Three years on from the Grenfell Tower fire, Tim Evershed examines the details of the new Building Safety Bill
This summer saw the UK government finally publish the Building Safety Bill, which responds to longstanding concerns surrounding fire safety, quality and competence, and aims to bring about systemic change within the construction industry.
Those concerns were brought into sharp focus three years ago by the Grenfell Tower fire in London.
Following the tragedy, Dame Judith Hackitt, formerly chair of the Health and Safety Executive, was appointed
to conduct a review into building and fire safety.
In her Independent Review of Building Regulations and Fire Safety, published in May 2018, Dame Judith concluded that the existing building safety regime was not fit for purpose, with unclear roles and responsibilities, patchy competence and insufficient regulatory oversight.
She was particularly concerned that “some of those who construct buildings treat the minimum standards in the Approved Documents [of the Building Regulations] as a high bar to be negotiated down, rather than genuinely owning the principles of a safe building”. She therefore proposed a “radical rethink” of the building safety regime, consisting of more than 50 recommendations.
James Dalton, director of general insurance policy at the Association of British Insurers, says: “The publishing of the draft Bill is a welcome and significant step towards ensuring that building regulations are up to date and fit for purpose. Importantly, it will provide much-needed clarity to all those involved in making sure that people living in high-rise buildings are safe.
“We would urge government, however, to extend the Bill to encompass buildings of any height accommodating vulnerable people,” adds Mr Dalton.
In the longer term, as innovations in building materials are made, insurers may see an increase in defect risks as new materials and methods of construction are trialled in UK buildings
The new Bill is the product of several years of implementation strategies, consultations and proposals based on those recommendations.
The Bill will apply to all buildings (new or existing) more than 18m in height. The governments intends it to create a more effective regulatory and accountability framework for the construction industry. This is to be achieved by introducing clearer standards and guidance, and putting residents at the heart of a new system of building safety.
The major initiative in the Bill is the creation of a new Building Safety Regulator, tasked with securing the safety of people “in relation to risks arising from buildings”, and improving the standard of buildings.

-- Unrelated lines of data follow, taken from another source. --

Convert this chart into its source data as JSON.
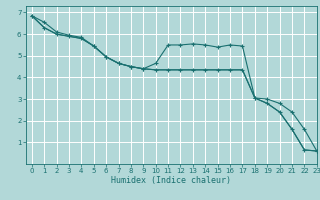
{
  "title": "",
  "xlabel": "Humidex (Indice chaleur)",
  "bg_color": "#b2d8d8",
  "grid_color": "#ffffff",
  "line_color": "#1a7070",
  "xlim": [
    -0.5,
    23
  ],
  "ylim": [
    0,
    7.3
  ],
  "xticks": [
    0,
    1,
    2,
    3,
    4,
    5,
    6,
    7,
    8,
    9,
    10,
    11,
    12,
    13,
    14,
    15,
    16,
    17,
    18,
    19,
    20,
    21,
    22,
    23
  ],
  "yticks": [
    1,
    2,
    3,
    4,
    5,
    6,
    7
  ],
  "line1_x": [
    0,
    1,
    2,
    3,
    4,
    5,
    6,
    7,
    8,
    9,
    10,
    11,
    12,
    13,
    14,
    15,
    16,
    17,
    18,
    19,
    20,
    21,
    22,
    23
  ],
  "line1_y": [
    6.85,
    6.55,
    6.1,
    5.95,
    5.85,
    5.45,
    4.95,
    4.65,
    4.5,
    4.4,
    4.35,
    4.35,
    4.35,
    4.35,
    4.35,
    4.35,
    4.35,
    4.35,
    3.05,
    2.8,
    2.4,
    1.6,
    0.65,
    0.6
  ],
  "line2_x": [
    0,
    1,
    2,
    3,
    4,
    5,
    6,
    7,
    8,
    9,
    10,
    11,
    12,
    13,
    14,
    15,
    16,
    17,
    18,
    19,
    20,
    21,
    22,
    23
  ],
  "line2_y": [
    6.85,
    6.3,
    6.0,
    5.9,
    5.8,
    5.45,
    4.95,
    4.65,
    4.5,
    4.4,
    4.65,
    5.5,
    5.5,
    5.55,
    5.5,
    5.4,
    5.5,
    5.45,
    3.05,
    3.0,
    2.8,
    2.4,
    1.6,
    0.6
  ],
  "line3_x": [
    0,
    1,
    2,
    3,
    4,
    5,
    6,
    7,
    8,
    9,
    10,
    11,
    12,
    13,
    14,
    15,
    16,
    17,
    18,
    19,
    20,
    21,
    22,
    23
  ],
  "line3_y": [
    6.85,
    6.3,
    6.0,
    5.9,
    5.8,
    5.45,
    4.95,
    4.65,
    4.5,
    4.4,
    4.35,
    4.35,
    4.35,
    4.35,
    4.35,
    4.35,
    4.35,
    4.35,
    3.05,
    2.8,
    2.4,
    1.6,
    0.65,
    0.6
  ],
  "marker_color": "#1a7070",
  "tick_fontsize": 5,
  "xlabel_fontsize": 6
}
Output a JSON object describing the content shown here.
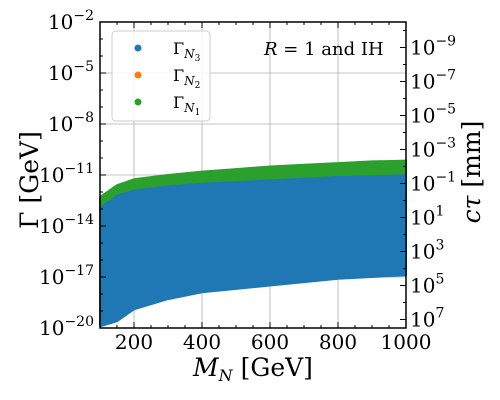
{
  "chart_data": {
    "type": "scatter",
    "xlabel": {
      "main": "M",
      "sub": "N",
      "unit": " [GeV]"
    },
    "ylabel": {
      "main": "Γ",
      "unit": " [GeV]"
    },
    "y2label": {
      "main": "cτ",
      "unit": " [mm]"
    },
    "annotation": {
      "prefix": "R",
      "mid": " = 1 ",
      "suffix": "and IH"
    },
    "xlim": [
      100,
      1000
    ],
    "ylim_log10": [
      -20,
      -2
    ],
    "x_ticks": [
      {
        "value": 200,
        "label": "200"
      },
      {
        "value": 400,
        "label": "400"
      },
      {
        "value": 600,
        "label": "600"
      },
      {
        "value": 800,
        "label": "800"
      },
      {
        "value": 1000,
        "label": "1000"
      }
    ],
    "y_ticks": [
      {
        "exp": -20,
        "base": "10",
        "sup": "−20"
      },
      {
        "exp": -17,
        "base": "10",
        "sup": "−17"
      },
      {
        "exp": -14,
        "base": "10",
        "sup": "−14"
      },
      {
        "exp": -11,
        "base": "10",
        "sup": "−11"
      },
      {
        "exp": -8,
        "base": "10",
        "sup": "−8"
      },
      {
        "exp": -5,
        "base": "10",
        "sup": "−5"
      },
      {
        "exp": -2,
        "base": "10",
        "sup": "−2"
      }
    ],
    "y2_ticks": [
      {
        "ctau_exp": -9,
        "base": "10",
        "sup": "−9"
      },
      {
        "ctau_exp": -7,
        "base": "10",
        "sup": "−7"
      },
      {
        "ctau_exp": -5,
        "base": "10",
        "sup": "−5"
      },
      {
        "ctau_exp": -3,
        "base": "10",
        "sup": "−3"
      },
      {
        "ctau_exp": -1,
        "base": "10",
        "sup": "−1"
      },
      {
        "ctau_exp": 1,
        "base": "10",
        "sup": "1"
      },
      {
        "ctau_exp": 3,
        "base": "10",
        "sup": "3"
      },
      {
        "ctau_exp": 5,
        "base": "10",
        "sup": "5"
      },
      {
        "ctau_exp": 7,
        "base": "10",
        "sup": "7"
      }
    ],
    "grid": true,
    "legend_position": "top-left",
    "series": [
      {
        "name": {
          "main": "Γ",
          "sub": "N",
          "subsub": "3"
        },
        "color": "#1f77b4",
        "x": [
          100,
          150,
          200,
          300,
          400,
          500,
          600,
          700,
          800,
          900,
          1000
        ],
        "y_low_log10": [
          -19.9,
          -19.6,
          -18.9,
          -18.3,
          -17.9,
          -17.7,
          -17.5,
          -17.3,
          -17.1,
          -17.0,
          -16.9
        ],
        "y_high_log10": [
          -12.8,
          -12.1,
          -11.8,
          -11.55,
          -11.4,
          -11.3,
          -11.2,
          -11.1,
          -11.0,
          -10.95,
          -10.9
        ]
      },
      {
        "name": {
          "main": "Γ",
          "sub": "N",
          "subsub": "2"
        },
        "color": "#ff7f0e",
        "x": [],
        "y_low_log10": [],
        "y_high_log10": []
      },
      {
        "name": {
          "main": "Γ",
          "sub": "N",
          "subsub": "1"
        },
        "color": "#2ca02c",
        "x": [
          100,
          150,
          200,
          300,
          400,
          500,
          600,
          700,
          800,
          900,
          1000
        ],
        "y_low_log10": [
          -12.8,
          -12.1,
          -11.8,
          -11.55,
          -11.4,
          -11.3,
          -11.2,
          -11.1,
          -11.0,
          -10.95,
          -10.9
        ],
        "y_high_log10": [
          -12.3,
          -11.6,
          -11.25,
          -11.0,
          -10.8,
          -10.65,
          -10.5,
          -10.4,
          -10.3,
          -10.2,
          -10.15
        ]
      }
    ]
  }
}
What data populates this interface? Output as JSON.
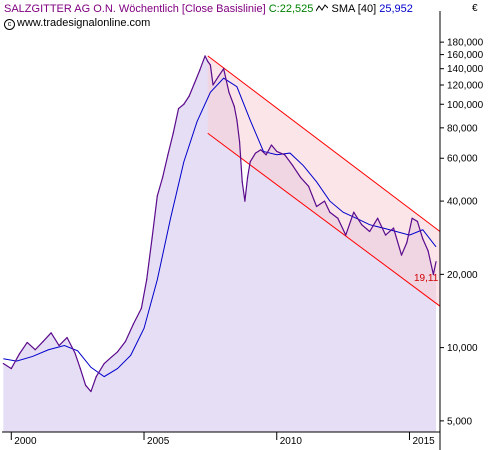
{
  "header": {
    "title": "SALZGITTER AG O.N.",
    "mode": "Wöchentlich [Close Basislinie]",
    "close_label": "C:22,525",
    "sma_label": "SMA [40]",
    "sma_value": "25,952",
    "copyright": "www.tradesignalonline.com",
    "currency": "€"
  },
  "colors": {
    "price": "#5a0a8c",
    "sma": "#0000cc",
    "area_fill": "#e6def4",
    "channel_line": "#ff0000",
    "channel_fill": "#f8d0d6",
    "title": "#800080",
    "close": "#008000"
  },
  "chart_data": {
    "type": "line",
    "scale": "log",
    "ylim": [
      4500,
      200000
    ],
    "xlim": [
      1999.65,
      2016.15
    ],
    "y_ticks": [
      5000,
      10000,
      20000,
      40000,
      60000,
      80000,
      100000,
      120000,
      140000,
      160000,
      180000
    ],
    "y_tick_labels": [
      "5,000",
      "10,000",
      "20,000",
      "40,000",
      "60,000",
      "80,000",
      "100,000",
      "120,000",
      "140,000",
      "160,000",
      "180,000"
    ],
    "x_ticks": [
      2000,
      2005,
      2010,
      2015
    ],
    "x_tick_labels": [
      "2000",
      "2005",
      "2010",
      "2015"
    ],
    "last_value_label": "19,11",
    "last_value": 19110,
    "series": [
      {
        "name": "SALZGITTER AG O.N.",
        "x": [
          1999.7,
          2000.0,
          2000.3,
          2000.6,
          2000.9,
          2001.2,
          2001.5,
          2001.8,
          2002.1,
          2002.4,
          2002.6,
          2002.8,
          2003.0,
          2003.2,
          2003.5,
          2003.8,
          2004.0,
          2004.3,
          2004.6,
          2004.9,
          2005.1,
          2005.3,
          2005.5,
          2005.7,
          2005.9,
          2006.1,
          2006.3,
          2006.5,
          2006.7,
          2006.9,
          2007.1,
          2007.3,
          2007.4,
          2007.5,
          2007.6,
          2007.8,
          2008.0,
          2008.2,
          2008.4,
          2008.5,
          2008.6,
          2008.7,
          2008.8,
          2008.9,
          2009.0,
          2009.2,
          2009.4,
          2009.6,
          2009.8,
          2010.0,
          2010.3,
          2010.6,
          2010.9,
          2011.2,
          2011.5,
          2011.8,
          2012.0,
          2012.3,
          2012.6,
          2012.9,
          2013.2,
          2013.5,
          2013.8,
          2014.1,
          2014.4,
          2014.7,
          2014.9,
          2015.1,
          2015.3,
          2015.5,
          2015.7,
          2015.9,
          2016.0
        ],
        "values": [
          8600,
          8200,
          9400,
          10500,
          9800,
          10600,
          11500,
          10200,
          11000,
          9500,
          8200,
          7000,
          6600,
          7600,
          8600,
          9200,
          9600,
          10600,
          12500,
          14500,
          19000,
          28000,
          42000,
          50000,
          62000,
          76000,
          96000,
          100000,
          108000,
          122000,
          138000,
          158000,
          150000,
          145000,
          120000,
          130000,
          140000,
          112000,
          98000,
          86000,
          70000,
          48000,
          40000,
          50000,
          58000,
          63000,
          65000,
          62000,
          68000,
          64000,
          62000,
          56000,
          50000,
          46000,
          38000,
          40000,
          36000,
          34000,
          29000,
          36000,
          32000,
          30000,
          34000,
          29000,
          31000,
          24000,
          27000,
          34000,
          33000,
          28000,
          25000,
          20000,
          22525
        ]
      },
      {
        "name": "SMA [40]",
        "x": [
          1999.7,
          2000.2,
          2000.8,
          2001.4,
          2002.0,
          2002.5,
          2003.0,
          2003.5,
          2004.0,
          2004.5,
          2005.0,
          2005.5,
          2006.0,
          2006.5,
          2007.0,
          2007.5,
          2008.0,
          2008.5,
          2009.0,
          2009.5,
          2010.0,
          2010.5,
          2011.0,
          2011.5,
          2012.0,
          2012.5,
          2013.0,
          2013.5,
          2014.0,
          2014.5,
          2015.0,
          2015.5,
          2016.0
        ],
        "values": [
          9000,
          8800,
          9200,
          9800,
          10200,
          9700,
          8300,
          7600,
          8200,
          9300,
          12000,
          19000,
          34000,
          58000,
          85000,
          112000,
          128000,
          118000,
          86000,
          64000,
          62000,
          63000,
          56000,
          48000,
          40000,
          36000,
          34000,
          32000,
          31000,
          30000,
          29000,
          30500,
          25952
        ]
      }
    ],
    "channel": {
      "upper": {
        "x": [
          2007.4,
          2016.15
        ],
        "values": [
          158000,
          30000
        ]
      },
      "lower": {
        "x": [
          2007.4,
          2016.15
        ],
        "values": [
          76000,
          14800
        ]
      }
    }
  }
}
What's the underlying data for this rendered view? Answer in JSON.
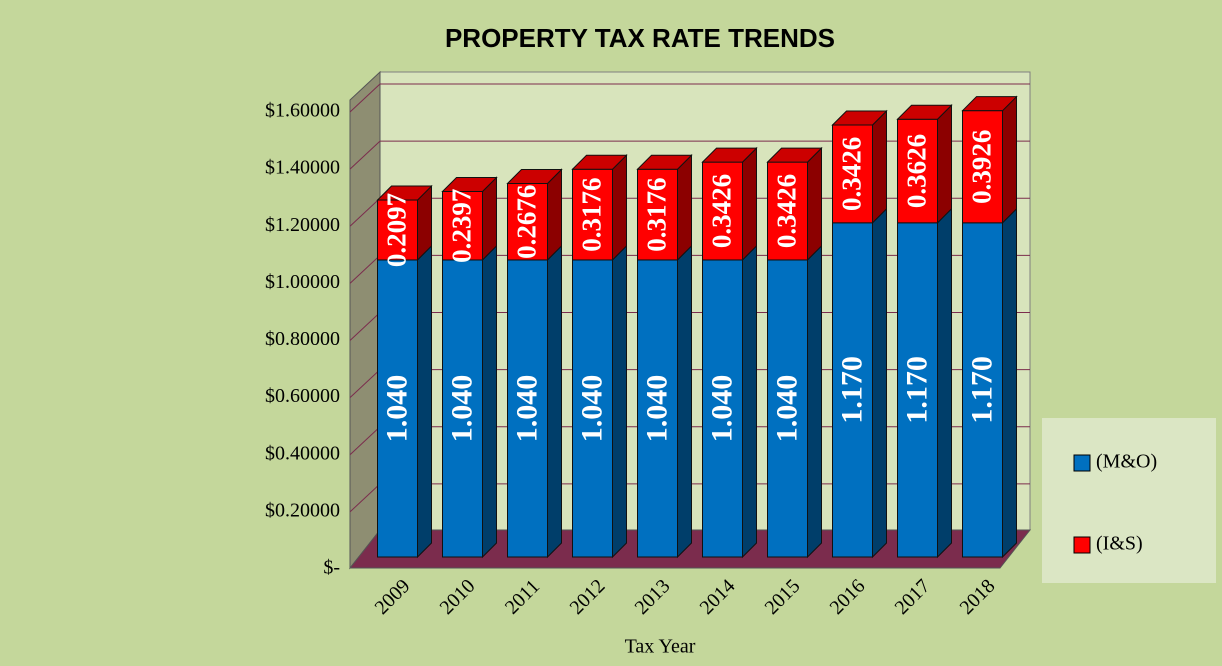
{
  "chart_data": {
    "type": "bar",
    "stacked": true,
    "title": "PROPERTY TAX RATE TRENDS",
    "x_label": "Tax Year",
    "categories": [
      "2009",
      "2010",
      "2011",
      "2012",
      "2013",
      "2014",
      "2015",
      "2016",
      "2017",
      "2018"
    ],
    "series": [
      {
        "name": "(M&O)",
        "color": "#0070c0",
        "values": [
          1.04,
          1.04,
          1.04,
          1.04,
          1.04,
          1.04,
          1.04,
          1.17,
          1.17,
          1.17
        ],
        "value_labels": [
          "1.040",
          "1.040",
          "1.040",
          "1.040",
          "1.040",
          "1.040",
          "1.040",
          "1.170",
          "1.170",
          "1.170"
        ]
      },
      {
        "name": "(I&S)",
        "color": "#ff0000",
        "values": [
          0.2097,
          0.2397,
          0.2676,
          0.3176,
          0.3176,
          0.3426,
          0.3426,
          0.3426,
          0.3626,
          0.3926
        ]
      }
    ],
    "ylim": [
      0,
      1.6
    ],
    "yticks": [
      {
        "value": 0,
        "label": "$-"
      },
      {
        "value": 0.2,
        "label": "$0.20000"
      },
      {
        "value": 0.4,
        "label": "$0.40000"
      },
      {
        "value": 0.6,
        "label": "$0.60000"
      },
      {
        "value": 0.8,
        "label": "$0.80000"
      },
      {
        "value": 1.0,
        "label": "$1.00000"
      },
      {
        "value": 1.2,
        "label": "$1.20000"
      },
      {
        "value": 1.4,
        "label": "$1.40000"
      },
      {
        "value": 1.6,
        "label": "$1.60000"
      }
    ],
    "grid": true
  }
}
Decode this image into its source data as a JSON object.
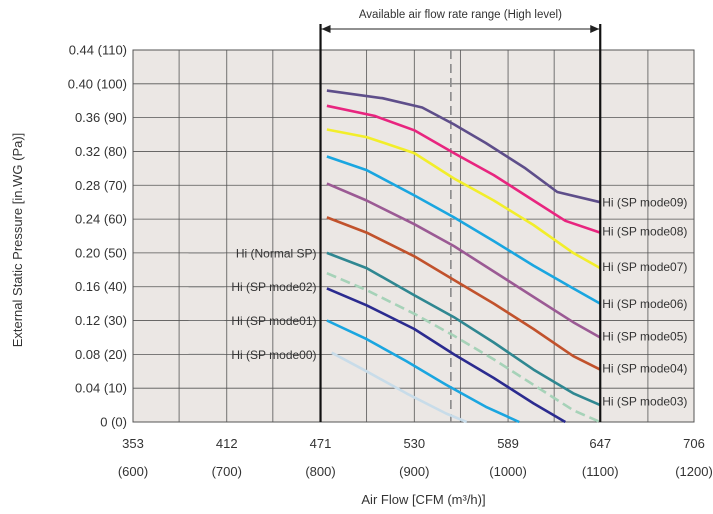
{
  "chart_data": {
    "type": "line",
    "title": "",
    "range_annotation": "Available air flow rate range (High level)",
    "xlabel": "Air Flow [CFM (m³/h)]",
    "ylabel": "External Static Pressure [in.WG (Pa)]",
    "xlim": [
      353,
      706
    ],
    "ylim": [
      0,
      0.44
    ],
    "x_ticks": [
      {
        "value": 353,
        "cfm": "353",
        "m3h": "(600)"
      },
      {
        "value": 412,
        "cfm": "412",
        "m3h": "(700)"
      },
      {
        "value": 471,
        "cfm": "471",
        "m3h": "(800)"
      },
      {
        "value": 530,
        "cfm": "530",
        "m3h": "(900)"
      },
      {
        "value": 589,
        "cfm": "589",
        "m3h": "(1000)"
      },
      {
        "value": 647,
        "cfm": "647",
        "m3h": "(1100)"
      },
      {
        "value": 706,
        "cfm": "706",
        "m3h": "(1200)"
      }
    ],
    "y_ticks": [
      {
        "value": 0.0,
        "label": "0 (0)"
      },
      {
        "value": 0.04,
        "label": "0.04 (10)"
      },
      {
        "value": 0.08,
        "label": "0.08 (20)"
      },
      {
        "value": 0.12,
        "label": "0.12 (30)"
      },
      {
        "value": 0.16,
        "label": "0.16 (40)"
      },
      {
        "value": 0.2,
        "label": "0.20 (50)"
      },
      {
        "value": 0.24,
        "label": "0.24 (60)"
      },
      {
        "value": 0.28,
        "label": "0.28 (70)"
      },
      {
        "value": 0.32,
        "label": "0.32 (80)"
      },
      {
        "value": 0.36,
        "label": "0.36 (90)"
      },
      {
        "value": 0.4,
        "label": "0.40 (100)"
      },
      {
        "value": 0.44,
        "label": "0.44 (110)"
      }
    ],
    "x_gridlines": [
      353,
      382,
      412,
      441,
      471,
      500,
      530,
      559,
      589,
      618,
      647,
      677,
      706
    ],
    "y_gridlines": [
      0,
      0.04,
      0.08,
      0.12,
      0.16,
      0.2,
      0.24,
      0.28,
      0.32,
      0.36,
      0.4,
      0.44
    ],
    "range_bounds": [
      471,
      647
    ],
    "dashed_marker_x": 553,
    "grid": true,
    "background": "#ebe7e4",
    "series": [
      {
        "name": "Hi (SP mode09)",
        "label_side": "right",
        "color": "#5e4e8a",
        "dashed": false,
        "x": [
          475,
          510,
          535,
          555,
          575,
          600,
          620,
          647
        ],
        "y": [
          0.392,
          0.383,
          0.372,
          0.352,
          0.33,
          0.3,
          0.272,
          0.26
        ]
      },
      {
        "name": "Hi (SP mode08)",
        "label_side": "right",
        "color": "#e8257f",
        "dashed": false,
        "x": [
          475,
          505,
          530,
          555,
          580,
          605,
          625,
          647
        ],
        "y": [
          0.374,
          0.362,
          0.345,
          0.318,
          0.292,
          0.262,
          0.238,
          0.224
        ]
      },
      {
        "name": "Hi (SP mode07)",
        "label_side": "right",
        "color": "#f2ee2a",
        "dashed": false,
        "x": [
          475,
          500,
          530,
          555,
          580,
          605,
          630,
          647
        ],
        "y": [
          0.346,
          0.337,
          0.318,
          0.288,
          0.262,
          0.233,
          0.2,
          0.182
        ]
      },
      {
        "name": "Hi (SP mode06)",
        "label_side": "right",
        "color": "#1aa6e0",
        "dashed": false,
        "x": [
          475,
          500,
          530,
          555,
          580,
          605,
          630,
          647
        ],
        "y": [
          0.314,
          0.298,
          0.268,
          0.242,
          0.214,
          0.185,
          0.158,
          0.14
        ]
      },
      {
        "name": "Hi (SP mode05)",
        "label_side": "right",
        "color": "#9b5a94",
        "dashed": false,
        "x": [
          475,
          500,
          530,
          555,
          580,
          605,
          630,
          647
        ],
        "y": [
          0.282,
          0.262,
          0.234,
          0.208,
          0.178,
          0.148,
          0.118,
          0.1
        ]
      },
      {
        "name": "Hi (SP mode04)",
        "label_side": "right",
        "color": "#c1522c",
        "dashed": false,
        "x": [
          475,
          500,
          530,
          555,
          580,
          605,
          630,
          647
        ],
        "y": [
          0.242,
          0.224,
          0.196,
          0.168,
          0.14,
          0.11,
          0.078,
          0.062
        ]
      },
      {
        "name": "Hi (Normal SP)",
        "label_side": "left",
        "color": "#2f8791",
        "dashed": false,
        "x": [
          475,
          500,
          530,
          555,
          580,
          605,
          630,
          647
        ],
        "y": [
          0.2,
          0.182,
          0.15,
          0.124,
          0.094,
          0.062,
          0.034,
          0.02
        ]
      },
      {
        "name": "Hi (SP mode02)",
        "label_side": "left",
        "color": "#a6d2b8",
        "dashed": true,
        "x": [
          475,
          500,
          530,
          555,
          580,
          605,
          630,
          647
        ],
        "y": [
          0.176,
          0.156,
          0.128,
          0.102,
          0.074,
          0.044,
          0.014,
          0.0
        ]
      },
      {
        "name": "Hi (SP mode03)",
        "label_side": "right",
        "color": "#2f8791",
        "dashed": false,
        "x": [],
        "y": []
      },
      {
        "name": "Hi (SP mode01)",
        "label_side": "left",
        "color": "#2b2b8f",
        "dashed": false,
        "x": [
          475,
          500,
          530,
          555,
          580,
          605,
          625
        ],
        "y": [
          0.158,
          0.138,
          0.11,
          0.08,
          0.052,
          0.022,
          0.0
        ]
      },
      {
        "name": "Hi (SP mode00)",
        "label_side": "left",
        "color": "#1aa6e0",
        "dashed": false,
        "x": [
          475,
          500,
          525,
          550,
          575,
          596
        ],
        "y": [
          0.12,
          0.098,
          0.072,
          0.044,
          0.018,
          0.0
        ]
      },
      {
        "name": "",
        "label_side": "none",
        "color": "#c8dce9",
        "dashed": false,
        "x": [
          478,
          500,
          525,
          550,
          563
        ],
        "y": [
          0.082,
          0.06,
          0.034,
          0.01,
          0.0
        ]
      }
    ]
  }
}
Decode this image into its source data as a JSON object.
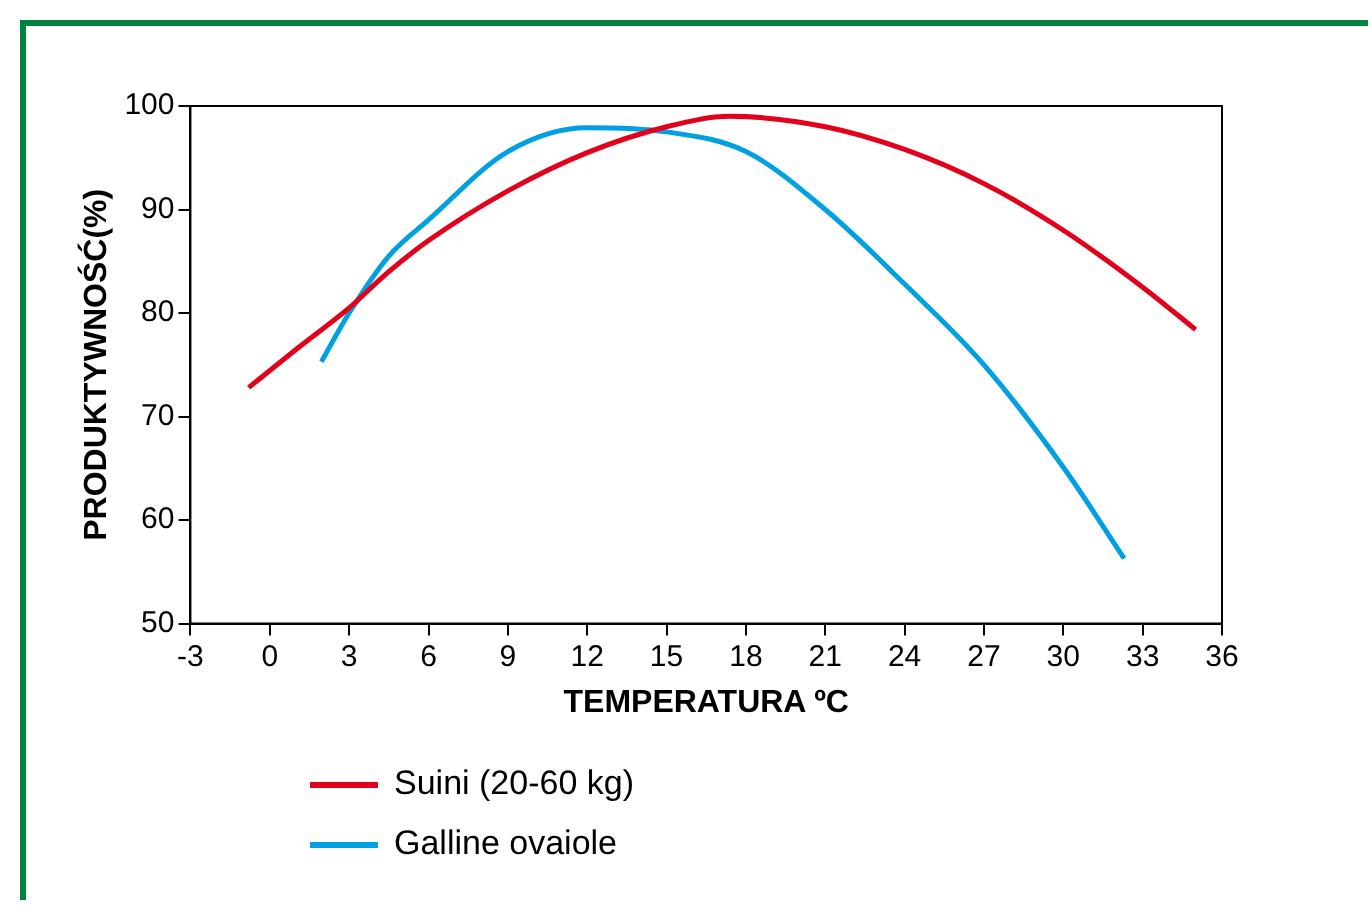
{
  "chart_data": {
    "type": "line",
    "xlabel": "TEMPERATURA ºC",
    "ylabel": "PRODUKTYWNOŚĆ(%)",
    "xlim": [
      -3,
      36
    ],
    "xticks": [
      -3,
      0,
      3,
      6,
      9,
      12,
      15,
      18,
      21,
      24,
      27,
      30,
      33,
      36
    ],
    "ylim": [
      50,
      100
    ],
    "yticks": [
      50,
      60,
      70,
      80,
      90,
      100
    ],
    "grid": false,
    "legend": "bottom",
    "marker": "none",
    "line_style": "solid",
    "series": [
      {
        "name": "Suini (20-60 kg)",
        "color": "#e2001a",
        "x": [
          -0.8,
          1,
          3,
          4.5,
          6,
          9,
          12,
          15,
          17.4,
          21,
          24,
          27,
          30,
          33,
          35
        ],
        "values": [
          72.8,
          76.5,
          80.5,
          84,
          87,
          91.8,
          95.5,
          98,
          99,
          98,
          95.8,
          92.5,
          88,
          82.5,
          78.4
        ]
      },
      {
        "name": "Galline ovaiole",
        "color": "#00a0e3",
        "x": [
          1.95,
          3,
          4.5,
          6,
          9,
          12,
          15,
          18,
          21,
          24,
          27,
          30,
          32.3
        ],
        "values": [
          75.3,
          80,
          85.5,
          89,
          95.6,
          97.9,
          97.5,
          95.6,
          90,
          82.8,
          75,
          65.1,
          56.3
        ]
      }
    ]
  }
}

The regulator’s powers will be wide-ranging, including the ability to publish a new code of conduct for building inspectors and carry out misconduct investigations, issue stop notices, levy unlimited civil fines and commence criminal prosecutions that attract prison sentences of up to two years.
The draft Bill also creates a new role of the ‘accountable person’. This may be an individual or a corporate entity such as the building owner or a management company. The accountable person will be responsible for assessing building safety risks on an ongoing basis, and taking all reasonable steps to manage those risks by way of a safety case report, which must be submitted to the regulator. The accountable person will also be responsible for appointing a building safety manager.
John Nicholls, product lead – construction, at broker HSB, says: “The Building Safety Bill will mean that combustible materials will not be used in structural elements of multi-occupancy residential buildings over 18m in height (this may reduce further). Initially, this may push up the construction cost of high-rise buildings, as projects may take longer and non-combustible materials such as brick, steel and concrete grow in demand. However, with a general interest in innovation in the sector, over time the industry will likely turn to new materials and methods of construction to deliver high-rise projects at competitive cost.”.
Insurance market effects
The Bill’s aim of producing a safer building industry should mean fewer claims made under construction-related insurance policies, and should lead to lower payouts by insurers.
However, the Bill also introduces a range of new roles, new responsibilities and new enforcement powers, which are likely to have significant impacts for the insurance sector.
Underwriters will need to consider their appetite for the risks associated with the various new duties and obligations introduced by the Bill.
They will also need to consider the impact of the new mandatory reporting regime on notification, and the need for amendment of existing policy terms to reflect new notification requirements.
In addition, there will be new exposures for directors and officers (D&O) insurers, arising from regulatory action against managers and directors of defaulting parties. D&O insurers will also need to consider the insurability of civil fines imposed by the regulator, which fall short of criminal sanctions.
Mr Nicholls says: “From a risk perspective, the reduction of combustible materials is a positive step for construction insurers, as the chances (and severity) of a fire on site are reduced. But in the longer term, as innovations in building materials are made, insurers may see an increase in defect risks as new materials and methods of construction are trialled in UK buildings.”